Introduction

Clustering techniques are essential in data science for the purpose of identifying underlying patterns or structures within a dataset. In this paper, we analyze the theoretical features of three well-known clustering methods: K-means, Partitioning Around Medoids (PAM), and Clustering Large Applications (CLARA). Furthermore, we provide practical R implementations with examples and plots to illustrate the similarities and differences between these methods.

The K-means, PAM, and CLARA clustering algorithms are widely used in a variety of fields, including marketing, computer vision, and natural language processing. Each method has its unique characteristics, strengths, and weaknesses, which are essential to consider when selecting the appropriate algorithm for a given dataset.

K-means Clustering

K-means is a partition-based clustering algorithm that aims to minimize the sum of squared distances between data points and their corresponding cluster centroids. It starts by initializing centroids randomly, followed by an iterative process of assigning points to the nearest centroid and updating the centroids based on the mean of the assigned points.

library(cluster)
set.seed(123)

# Create data
data <- rbind(matrix(rnorm(100, sd = 0.3), ncol = 2),
              matrix(rnorm(100, mean = 1, sd = 0.3), ncol = 2))

# K-means clustering
kmeans_result <- kmeans(data, centers = 2)
plot(data, col = kmeans_result$cluster, main = "K-means Clustering")
points(kmeans_result$centers, col = 1:2, pch = 8, cex = 2)

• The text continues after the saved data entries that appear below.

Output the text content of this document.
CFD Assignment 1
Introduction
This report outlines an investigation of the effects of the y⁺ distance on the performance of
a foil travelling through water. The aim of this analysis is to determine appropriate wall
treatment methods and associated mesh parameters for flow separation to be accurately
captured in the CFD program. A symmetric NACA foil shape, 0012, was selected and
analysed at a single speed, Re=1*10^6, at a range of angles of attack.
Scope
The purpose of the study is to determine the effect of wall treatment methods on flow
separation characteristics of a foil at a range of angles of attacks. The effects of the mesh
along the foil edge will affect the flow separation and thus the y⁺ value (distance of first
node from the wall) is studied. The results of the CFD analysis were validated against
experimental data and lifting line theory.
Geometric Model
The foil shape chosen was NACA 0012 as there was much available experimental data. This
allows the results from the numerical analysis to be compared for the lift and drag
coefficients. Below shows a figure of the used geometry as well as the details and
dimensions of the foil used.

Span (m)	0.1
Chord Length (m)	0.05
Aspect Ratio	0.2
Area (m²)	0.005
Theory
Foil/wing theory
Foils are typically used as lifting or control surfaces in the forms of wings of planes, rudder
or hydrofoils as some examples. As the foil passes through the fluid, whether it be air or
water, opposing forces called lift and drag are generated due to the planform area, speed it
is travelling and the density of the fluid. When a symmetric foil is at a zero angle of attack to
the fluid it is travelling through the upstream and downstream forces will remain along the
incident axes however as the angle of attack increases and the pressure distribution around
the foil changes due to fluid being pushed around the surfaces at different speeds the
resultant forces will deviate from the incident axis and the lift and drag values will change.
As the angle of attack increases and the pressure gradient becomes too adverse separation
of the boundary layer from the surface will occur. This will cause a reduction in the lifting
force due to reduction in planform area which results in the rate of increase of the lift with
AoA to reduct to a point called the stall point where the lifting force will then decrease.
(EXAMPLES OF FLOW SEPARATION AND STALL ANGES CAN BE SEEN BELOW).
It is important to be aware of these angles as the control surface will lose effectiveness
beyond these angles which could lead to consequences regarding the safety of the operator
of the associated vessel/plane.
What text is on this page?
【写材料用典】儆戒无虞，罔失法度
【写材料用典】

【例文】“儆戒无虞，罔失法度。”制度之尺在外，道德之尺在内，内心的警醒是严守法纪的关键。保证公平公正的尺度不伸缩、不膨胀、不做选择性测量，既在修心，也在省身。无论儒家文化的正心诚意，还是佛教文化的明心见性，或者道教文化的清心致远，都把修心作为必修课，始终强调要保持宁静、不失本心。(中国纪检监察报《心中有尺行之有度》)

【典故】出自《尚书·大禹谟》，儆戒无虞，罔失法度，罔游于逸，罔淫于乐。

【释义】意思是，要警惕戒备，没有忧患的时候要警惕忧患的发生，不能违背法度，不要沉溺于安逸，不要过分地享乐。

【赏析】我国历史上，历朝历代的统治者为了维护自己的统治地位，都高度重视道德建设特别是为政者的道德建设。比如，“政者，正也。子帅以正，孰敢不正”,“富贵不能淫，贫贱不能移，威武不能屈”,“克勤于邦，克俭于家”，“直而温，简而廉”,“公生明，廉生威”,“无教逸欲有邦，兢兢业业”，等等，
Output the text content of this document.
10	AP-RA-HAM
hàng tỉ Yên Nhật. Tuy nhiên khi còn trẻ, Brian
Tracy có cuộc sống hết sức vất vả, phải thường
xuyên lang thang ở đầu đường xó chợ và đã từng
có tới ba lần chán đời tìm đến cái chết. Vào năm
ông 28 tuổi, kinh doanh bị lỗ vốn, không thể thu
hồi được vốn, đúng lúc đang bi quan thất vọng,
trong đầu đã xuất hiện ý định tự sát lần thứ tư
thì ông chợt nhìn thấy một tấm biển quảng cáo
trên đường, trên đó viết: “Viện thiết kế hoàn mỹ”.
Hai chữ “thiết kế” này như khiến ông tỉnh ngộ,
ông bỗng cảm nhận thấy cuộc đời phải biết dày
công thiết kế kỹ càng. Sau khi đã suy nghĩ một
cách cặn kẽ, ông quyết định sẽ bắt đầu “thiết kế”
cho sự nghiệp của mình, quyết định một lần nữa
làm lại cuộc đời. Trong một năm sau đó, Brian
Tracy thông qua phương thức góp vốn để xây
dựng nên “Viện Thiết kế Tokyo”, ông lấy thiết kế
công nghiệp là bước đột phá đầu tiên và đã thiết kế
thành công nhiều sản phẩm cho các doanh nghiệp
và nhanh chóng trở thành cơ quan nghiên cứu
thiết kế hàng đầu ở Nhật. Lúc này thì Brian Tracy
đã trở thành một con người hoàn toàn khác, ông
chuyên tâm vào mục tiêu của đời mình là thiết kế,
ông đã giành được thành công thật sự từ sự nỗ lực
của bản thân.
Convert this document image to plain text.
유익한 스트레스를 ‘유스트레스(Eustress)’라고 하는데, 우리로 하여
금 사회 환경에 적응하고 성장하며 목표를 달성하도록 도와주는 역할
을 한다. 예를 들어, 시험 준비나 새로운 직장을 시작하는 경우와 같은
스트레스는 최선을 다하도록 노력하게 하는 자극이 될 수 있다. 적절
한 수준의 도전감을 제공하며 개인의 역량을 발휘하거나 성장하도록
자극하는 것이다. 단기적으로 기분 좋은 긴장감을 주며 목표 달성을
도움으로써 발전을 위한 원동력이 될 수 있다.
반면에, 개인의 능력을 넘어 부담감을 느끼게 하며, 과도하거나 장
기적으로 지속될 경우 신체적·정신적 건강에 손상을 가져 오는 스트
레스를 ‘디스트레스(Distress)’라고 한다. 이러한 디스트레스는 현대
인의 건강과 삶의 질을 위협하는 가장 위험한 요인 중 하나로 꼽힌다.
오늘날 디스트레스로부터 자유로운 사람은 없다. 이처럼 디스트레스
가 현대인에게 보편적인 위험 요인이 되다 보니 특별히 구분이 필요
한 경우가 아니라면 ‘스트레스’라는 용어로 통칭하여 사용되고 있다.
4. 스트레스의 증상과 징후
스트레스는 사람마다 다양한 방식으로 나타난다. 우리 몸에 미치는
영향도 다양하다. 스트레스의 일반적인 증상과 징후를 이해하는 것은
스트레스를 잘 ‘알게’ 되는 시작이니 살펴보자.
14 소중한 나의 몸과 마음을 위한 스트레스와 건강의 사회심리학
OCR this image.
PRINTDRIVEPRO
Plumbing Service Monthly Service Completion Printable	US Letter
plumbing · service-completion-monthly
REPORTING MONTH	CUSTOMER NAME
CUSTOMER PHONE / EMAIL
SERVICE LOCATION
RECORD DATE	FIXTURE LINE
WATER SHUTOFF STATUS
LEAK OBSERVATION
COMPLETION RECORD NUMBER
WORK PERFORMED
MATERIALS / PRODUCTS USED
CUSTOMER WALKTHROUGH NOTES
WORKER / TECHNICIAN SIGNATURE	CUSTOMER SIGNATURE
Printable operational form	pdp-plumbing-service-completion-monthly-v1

Partitioning Around Medoids (PAM)

PAM, also known as K-medoids, is an alternative to K-means that aims to minimize the sum of absolute distances between data points and their corresponding cluster medoids. Medoids are actual data points that are representative of their cluster. PAM is less sensitive to outliers compared to K-means, as it uses the medoid instead of the mean to calculate distances.

# PAM clustering
pam_result <- pam(data, k = 2)
plot(data, col = pam_result$clustering, main = "PAM Clustering")
points(data[pam_result$medoids,], col = 1:2, pch = 8, cex = 2)

Clustering LARge Applications (CLARA)

CLARA is an extension of PAM, specifically designed to handle large datasets efficiently. CLARA works by selecting a random sample of the data, applying PAM to the sample, and repeating this process multiple times. The best clustering result is selected based on the minimum dissimilarity measure. CLARA is faster than PAM for large datasets, but the quality of the clustering may be lower.

# CLARA clustering
clara_result <- clara(data, k = 2)
plot(data, col = clara_result$clustering, main = "CLARA Clustering")
points(data[clara_result$medoids,], col = 1:2, pch = 8, cex = 2)

Comparison of K-means, PAM, and CLARA

Theoretical Features 1 Objective function: K-means minimizes the sum of squared distances, while PAM and CLARA minimize thesum of absolute distances.

  1. Centroid vs. Medoid: K-means uses the mean of the assigned points as the cluster center, while PAM and CLARA use the medoid, which is an actual data point.

  2. Outlier sensitivity: K-means is more sensitive to outliers due to the squared distance metric, while PAM and CLARA are less sensitive because they use absolute distances.

  3. Scalability: K-means is generally faster and more scalable than PAM for large datasets. CLARA is designed to address the scalability issue of PAM by using sampling techniques

# Comparison plots
par(mfrow = c(1, 3))

plot(data, col = kmeans_result$cluster, main = "K-means Clustering")
points(kmeans_result$centers, col = 1:2, pch = 8, cex = 2)

plot(data, col = pam_result$clustering, main = "PAM Clustering")
points(data[pam_result$medoids,], col = 1:2, pch = 8, cex = 2)

plot(data, col = clara_result$clustering, main = "CLARA Clustering")
points(data[clara_result$medoids,], col = 1:2, pch = 8, cex = 2)

Conclusion In summary, K-means, PAM, and CLARA are popular clustering algorithms with distinct theoretical features. K-means is faster and more scalable but is sensitive to outliers due to its reliance on the mean and squared distance metric. PAM addresses the outlier sensitivity issue by using medoids and absolute distances, but it is not as scalable as K-means. CLARA extends PAM to handle large datasets through sampling techniques, trading off some clustering quality for increased scalability. When selecting a clustering algorithm, it is essential to consider the specific characteristics of the dataset and the desired clustering properties. K-means might be suitable for large datasets without significant outliers, while PAM or CLARA might be preferred for datasets with outliers or when using non-Euclidean distance metrics. Further analysis can be conducted using other clustering techniques and comparing their performance to gain a deeper understanding of the most appropriate method for a given dataset.